KUALA LUMPUR (Oct 23): Hong Leong Investment Bank has maintained its “hold” call on CapitaMalls Malaysia Trust (CMMT), but revised the target price for the shopping mall real estate investment trust to RM1.46 from RM1.36.
Based on CMMT’s third quarter financial results ended Sept 30, 2014, the research house noted in a note today that year-to-date core net profit came in within its expectation but slightly below consensus, accounting for 71.8% and 71.0% respectively.
Hong Leong Investment said CMMT's distribution per unit (DPU) of 2.12 sen in its third quarter brought year-to-date DPU to 6.65 sen, which was within 77.8% of the research house full year DPU expectation.
According to a filing with Bursa Malaysia on Tuesday, CMMT reported a net property income of RM50.6 million for the third quarter 2014 (3QFY14), 2.2% lower than the corresponding quarter last year.
It recorded a marginally higher revenue mainly due to full quarter contribution from its East Coast Mall and higher gross rental income on the back of higher rental rates.
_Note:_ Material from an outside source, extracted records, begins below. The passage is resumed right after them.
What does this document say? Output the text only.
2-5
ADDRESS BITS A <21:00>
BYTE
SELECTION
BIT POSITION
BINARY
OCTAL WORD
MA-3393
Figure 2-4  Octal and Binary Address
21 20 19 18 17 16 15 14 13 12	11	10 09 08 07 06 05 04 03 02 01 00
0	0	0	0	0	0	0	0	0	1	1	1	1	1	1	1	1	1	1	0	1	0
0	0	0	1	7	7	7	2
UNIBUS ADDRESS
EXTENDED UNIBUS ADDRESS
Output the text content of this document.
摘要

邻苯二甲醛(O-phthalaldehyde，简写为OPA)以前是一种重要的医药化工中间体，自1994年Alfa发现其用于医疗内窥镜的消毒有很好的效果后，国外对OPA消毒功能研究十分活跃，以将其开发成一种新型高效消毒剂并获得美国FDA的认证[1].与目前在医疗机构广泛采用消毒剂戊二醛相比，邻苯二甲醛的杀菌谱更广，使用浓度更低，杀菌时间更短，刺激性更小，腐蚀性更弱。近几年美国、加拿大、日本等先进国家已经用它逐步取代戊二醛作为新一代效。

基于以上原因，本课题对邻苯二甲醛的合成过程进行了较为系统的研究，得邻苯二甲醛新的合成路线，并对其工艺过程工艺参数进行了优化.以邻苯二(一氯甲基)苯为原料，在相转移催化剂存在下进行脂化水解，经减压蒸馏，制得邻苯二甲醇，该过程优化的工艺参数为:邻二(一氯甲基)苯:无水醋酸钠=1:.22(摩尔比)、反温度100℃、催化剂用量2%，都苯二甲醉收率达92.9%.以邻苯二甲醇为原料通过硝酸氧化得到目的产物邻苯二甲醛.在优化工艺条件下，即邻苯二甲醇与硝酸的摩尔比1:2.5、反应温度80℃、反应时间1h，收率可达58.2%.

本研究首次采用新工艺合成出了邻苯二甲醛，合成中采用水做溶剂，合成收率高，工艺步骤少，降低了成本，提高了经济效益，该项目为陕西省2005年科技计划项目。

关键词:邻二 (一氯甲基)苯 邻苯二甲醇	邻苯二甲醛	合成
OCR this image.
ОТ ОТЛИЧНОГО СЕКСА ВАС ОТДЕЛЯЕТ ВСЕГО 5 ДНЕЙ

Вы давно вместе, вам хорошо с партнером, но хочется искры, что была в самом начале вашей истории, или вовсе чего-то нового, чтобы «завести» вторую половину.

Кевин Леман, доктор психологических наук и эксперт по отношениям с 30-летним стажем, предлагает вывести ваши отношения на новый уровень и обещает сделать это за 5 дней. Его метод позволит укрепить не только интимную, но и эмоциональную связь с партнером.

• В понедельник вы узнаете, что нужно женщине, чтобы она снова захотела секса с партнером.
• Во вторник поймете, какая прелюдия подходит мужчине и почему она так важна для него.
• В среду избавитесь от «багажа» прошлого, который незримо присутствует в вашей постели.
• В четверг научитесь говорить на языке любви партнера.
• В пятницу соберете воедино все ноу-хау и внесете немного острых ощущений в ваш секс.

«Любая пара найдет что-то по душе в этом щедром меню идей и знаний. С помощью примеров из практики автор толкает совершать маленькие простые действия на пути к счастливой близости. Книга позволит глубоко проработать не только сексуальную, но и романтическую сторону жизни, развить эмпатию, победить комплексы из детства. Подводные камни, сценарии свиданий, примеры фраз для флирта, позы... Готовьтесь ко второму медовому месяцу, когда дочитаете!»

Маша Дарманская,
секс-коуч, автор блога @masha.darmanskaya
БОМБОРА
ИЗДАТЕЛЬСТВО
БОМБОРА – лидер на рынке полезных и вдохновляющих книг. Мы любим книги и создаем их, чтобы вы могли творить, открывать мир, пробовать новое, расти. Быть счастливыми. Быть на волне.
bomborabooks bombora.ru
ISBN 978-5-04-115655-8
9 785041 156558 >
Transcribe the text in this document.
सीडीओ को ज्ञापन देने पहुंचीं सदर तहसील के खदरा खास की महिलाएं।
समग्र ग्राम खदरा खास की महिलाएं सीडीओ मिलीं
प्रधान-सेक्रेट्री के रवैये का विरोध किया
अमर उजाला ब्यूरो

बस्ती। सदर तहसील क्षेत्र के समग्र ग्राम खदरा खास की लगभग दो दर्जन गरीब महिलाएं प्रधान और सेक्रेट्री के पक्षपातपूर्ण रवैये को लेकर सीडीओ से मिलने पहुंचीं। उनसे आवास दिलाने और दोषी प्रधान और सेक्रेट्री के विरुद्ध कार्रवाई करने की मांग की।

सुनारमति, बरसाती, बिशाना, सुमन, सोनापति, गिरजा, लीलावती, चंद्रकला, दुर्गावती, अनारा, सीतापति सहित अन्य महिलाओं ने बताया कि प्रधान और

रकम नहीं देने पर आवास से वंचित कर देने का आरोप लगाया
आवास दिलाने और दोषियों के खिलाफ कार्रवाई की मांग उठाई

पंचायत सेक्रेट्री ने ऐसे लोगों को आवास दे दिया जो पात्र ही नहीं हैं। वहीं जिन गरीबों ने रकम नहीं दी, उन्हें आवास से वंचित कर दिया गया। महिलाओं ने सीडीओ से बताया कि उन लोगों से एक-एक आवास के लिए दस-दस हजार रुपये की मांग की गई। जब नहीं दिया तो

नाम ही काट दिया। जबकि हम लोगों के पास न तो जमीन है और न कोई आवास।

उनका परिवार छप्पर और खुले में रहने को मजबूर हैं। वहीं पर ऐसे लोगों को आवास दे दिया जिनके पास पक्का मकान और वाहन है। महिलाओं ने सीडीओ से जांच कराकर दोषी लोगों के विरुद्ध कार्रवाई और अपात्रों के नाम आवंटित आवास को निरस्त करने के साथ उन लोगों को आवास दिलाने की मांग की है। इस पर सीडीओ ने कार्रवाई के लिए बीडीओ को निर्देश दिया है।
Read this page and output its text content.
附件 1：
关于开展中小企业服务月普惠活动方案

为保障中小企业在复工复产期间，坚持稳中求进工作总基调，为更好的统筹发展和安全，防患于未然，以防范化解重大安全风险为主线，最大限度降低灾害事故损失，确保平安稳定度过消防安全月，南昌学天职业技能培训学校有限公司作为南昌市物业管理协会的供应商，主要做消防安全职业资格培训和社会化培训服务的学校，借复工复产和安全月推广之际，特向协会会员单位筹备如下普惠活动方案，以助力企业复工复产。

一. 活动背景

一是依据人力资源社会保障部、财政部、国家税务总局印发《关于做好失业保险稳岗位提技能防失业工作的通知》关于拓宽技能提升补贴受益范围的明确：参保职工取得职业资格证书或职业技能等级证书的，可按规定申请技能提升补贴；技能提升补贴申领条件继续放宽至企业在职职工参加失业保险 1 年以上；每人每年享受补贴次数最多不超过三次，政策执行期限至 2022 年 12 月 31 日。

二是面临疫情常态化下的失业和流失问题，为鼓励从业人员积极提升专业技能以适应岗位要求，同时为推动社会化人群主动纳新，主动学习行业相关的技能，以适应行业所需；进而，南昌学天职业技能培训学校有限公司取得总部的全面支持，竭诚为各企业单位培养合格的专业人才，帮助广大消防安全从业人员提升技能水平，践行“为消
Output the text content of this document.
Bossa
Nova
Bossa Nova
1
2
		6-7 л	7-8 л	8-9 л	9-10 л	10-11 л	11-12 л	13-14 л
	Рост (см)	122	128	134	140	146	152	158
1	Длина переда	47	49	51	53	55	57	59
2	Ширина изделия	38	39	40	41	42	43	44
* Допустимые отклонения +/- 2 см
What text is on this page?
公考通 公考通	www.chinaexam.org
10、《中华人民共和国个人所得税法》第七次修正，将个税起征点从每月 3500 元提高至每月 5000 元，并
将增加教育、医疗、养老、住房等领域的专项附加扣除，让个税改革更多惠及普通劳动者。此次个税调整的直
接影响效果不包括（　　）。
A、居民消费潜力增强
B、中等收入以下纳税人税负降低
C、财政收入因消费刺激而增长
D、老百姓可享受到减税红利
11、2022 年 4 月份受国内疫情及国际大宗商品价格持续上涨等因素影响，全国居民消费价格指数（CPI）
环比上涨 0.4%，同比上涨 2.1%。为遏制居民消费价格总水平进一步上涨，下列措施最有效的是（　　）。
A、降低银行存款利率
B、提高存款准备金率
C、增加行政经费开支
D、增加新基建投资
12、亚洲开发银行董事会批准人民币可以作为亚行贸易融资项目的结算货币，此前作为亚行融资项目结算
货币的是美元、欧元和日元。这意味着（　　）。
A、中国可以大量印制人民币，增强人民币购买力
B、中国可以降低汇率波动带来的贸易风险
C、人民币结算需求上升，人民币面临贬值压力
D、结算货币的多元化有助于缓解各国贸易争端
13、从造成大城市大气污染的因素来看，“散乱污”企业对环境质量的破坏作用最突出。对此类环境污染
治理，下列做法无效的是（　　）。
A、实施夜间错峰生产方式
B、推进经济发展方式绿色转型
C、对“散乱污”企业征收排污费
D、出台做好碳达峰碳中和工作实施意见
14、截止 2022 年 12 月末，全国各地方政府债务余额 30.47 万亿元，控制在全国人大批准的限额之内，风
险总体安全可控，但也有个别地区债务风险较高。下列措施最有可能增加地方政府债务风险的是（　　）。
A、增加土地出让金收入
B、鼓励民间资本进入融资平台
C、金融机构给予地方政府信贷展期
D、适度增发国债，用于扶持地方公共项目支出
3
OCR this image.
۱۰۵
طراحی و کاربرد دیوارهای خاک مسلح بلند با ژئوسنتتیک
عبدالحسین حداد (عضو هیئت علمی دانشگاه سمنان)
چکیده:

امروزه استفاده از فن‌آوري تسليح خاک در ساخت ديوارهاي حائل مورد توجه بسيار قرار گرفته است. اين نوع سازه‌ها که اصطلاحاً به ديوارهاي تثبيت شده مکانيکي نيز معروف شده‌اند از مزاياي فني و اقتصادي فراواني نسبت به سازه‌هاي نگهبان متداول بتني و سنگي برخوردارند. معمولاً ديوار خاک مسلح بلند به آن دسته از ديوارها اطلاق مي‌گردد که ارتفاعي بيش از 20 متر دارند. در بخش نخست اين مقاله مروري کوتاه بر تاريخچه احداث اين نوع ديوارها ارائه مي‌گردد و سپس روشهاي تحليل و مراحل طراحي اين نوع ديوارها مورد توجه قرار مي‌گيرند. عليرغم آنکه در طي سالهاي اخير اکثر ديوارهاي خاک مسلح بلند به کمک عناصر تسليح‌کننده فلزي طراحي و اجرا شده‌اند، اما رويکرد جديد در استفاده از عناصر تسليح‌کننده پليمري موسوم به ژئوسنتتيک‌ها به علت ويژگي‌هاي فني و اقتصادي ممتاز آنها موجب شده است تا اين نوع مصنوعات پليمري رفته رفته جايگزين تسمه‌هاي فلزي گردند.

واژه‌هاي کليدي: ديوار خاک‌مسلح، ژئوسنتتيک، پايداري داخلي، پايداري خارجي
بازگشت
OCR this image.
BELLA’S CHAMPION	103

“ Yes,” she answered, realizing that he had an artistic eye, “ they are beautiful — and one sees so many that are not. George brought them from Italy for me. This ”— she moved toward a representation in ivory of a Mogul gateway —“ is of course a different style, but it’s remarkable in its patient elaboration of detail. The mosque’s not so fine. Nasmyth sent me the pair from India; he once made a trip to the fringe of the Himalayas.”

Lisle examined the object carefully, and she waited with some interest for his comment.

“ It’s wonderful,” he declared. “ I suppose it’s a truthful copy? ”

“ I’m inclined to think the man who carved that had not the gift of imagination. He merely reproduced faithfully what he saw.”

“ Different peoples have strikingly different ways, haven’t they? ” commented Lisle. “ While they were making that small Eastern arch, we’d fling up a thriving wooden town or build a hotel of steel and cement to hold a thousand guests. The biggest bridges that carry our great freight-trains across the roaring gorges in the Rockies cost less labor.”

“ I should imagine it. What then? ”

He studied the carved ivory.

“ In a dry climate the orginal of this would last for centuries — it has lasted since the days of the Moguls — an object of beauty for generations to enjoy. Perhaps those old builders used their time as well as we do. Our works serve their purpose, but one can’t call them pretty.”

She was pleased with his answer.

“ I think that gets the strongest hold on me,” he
The REIT noted it had incurred RM13.4 million capital expenditure in the quarter due to renovation works in Gurney Plaza and East Coast Mall.
For the nine-month period, distributable income came in at RM118.17 million versus RM117.02 million in the previous corresponding period, while revenue rose slightly to RM235.1 million, from RM226.3 million a year ago.
“With improvements in the East Coast Mall, these will provide a boost to our net property income,” said Low Peck Chen, CEO-designate of CapitaMalls Malaysia REIT Management Sdn Bhd, which is the manager of CMMT.
CMMT fell one sen or 0.69% to RM1.42 as at 10:41 am today, with 319,600 shares transacted, giving it a market capitalisation of RM 2.52 billion.